Full of high fuelled action, quippy dialogue, ridiculously over the top sci fi babble and mysteriously restrained worldbuilding, it’s hard to conceive of a sci fi fantasy fan who wouldn’t get something out of Tamsyn Muir’s debut novel Gideon the Ninth.
On the surface, Gideon the Ninth acts as an easy entry point to the sort of bonkers science fantasy worlds that Warhammer 40k imagines. Packed with ancient fantastical orders, bleakly cynical characters and mysterious lore, it feels like it exists in the same tradition as the tabletop strategy game. Where Gideon the Ninth manages to impressively diverge from the science fantasy grimdark genre is in Muir’s extraordinarily nuanced character work.
Taking place in a galactic empire of nine planets, each home to a great house that has mastered a particular kind of Necromancy. We focus on Necromancer Harrow and her bodyguard Gideon; they belong to the Ninth House, a death cult with the task of guarding The Locked Tomb, an ancient sarcophagus home to the Emperor’s greatest enemy. Muir focuses on the relationship between Gideon and Harrow, displaying a complicated and abusively toxic relationship that appears to be built on an unknowable layer of trust. Muir uses this relationship to develop themes of insecurity, stockholm syndrome and desperation within the two. This dynamic forms the backbone of the story; giving Muir the emotional investment from her reader to deliver some brilliant moments in the third act.
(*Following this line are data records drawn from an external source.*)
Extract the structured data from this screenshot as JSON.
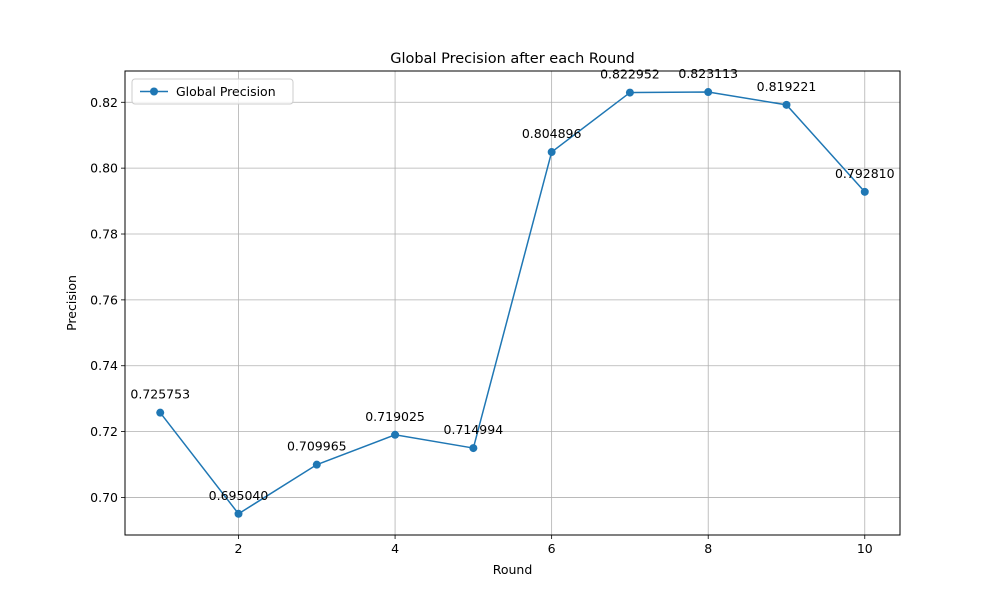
{
  "chart_data": {
    "type": "line",
    "title": "Global Precision after each Round",
    "xlabel": "Round",
    "ylabel": "Precision",
    "x": [
      1,
      2,
      3,
      4,
      5,
      6,
      7,
      8,
      9,
      10
    ],
    "series": [
      {
        "name": "Global Precision",
        "values": [
          0.725753,
          0.69504,
          0.709965,
          0.719025,
          0.714994,
          0.804896,
          0.822952,
          0.823113,
          0.819221,
          0.79281
        ],
        "labels": [
          "0.725753",
          "0.695040",
          "0.709965",
          "0.719025",
          "0.714994",
          "0.804896",
          "0.822952",
          "0.823113",
          "0.819221",
          "0.792810"
        ],
        "color": "#1f77b4"
      }
    ],
    "xlim": [
      0.55,
      10.45
    ],
    "ylim": [
      0.6886,
      0.8295
    ],
    "xticks": [
      2,
      4,
      6,
      8,
      10
    ],
    "xtick_labels": [
      "2",
      "4",
      "6",
      "8",
      "10"
    ],
    "yticks": [
      0.7,
      0.72,
      0.74,
      0.76,
      0.78,
      0.8,
      0.82
    ],
    "ytick_labels": [
      "0.70",
      "0.72",
      "0.74",
      "0.76",
      "0.78",
      "0.80",
      "0.82"
    ],
    "grid": true,
    "legend": "upper left",
    "grid_color": "#b0b0b0"
  }
}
Despite this, Muir doesn’t allow her story to be bogged down with relationship drama, keeping the humour afloat consistently throughout the novel and offsetting the sentimental moments with a gripping cynicism that manifests in the actions of her characters. I can highly recommend Gideon the Ninth for fans of both high fantasy and relationship fiction looking for something with a more adult hard edge.
Gideon the Ninth is one of the best debut fantasy novels in recent memory and I’m extremely excited to get my hands on the sequel and see what crazy Necromantic story Tamsyn Muir throws me into next.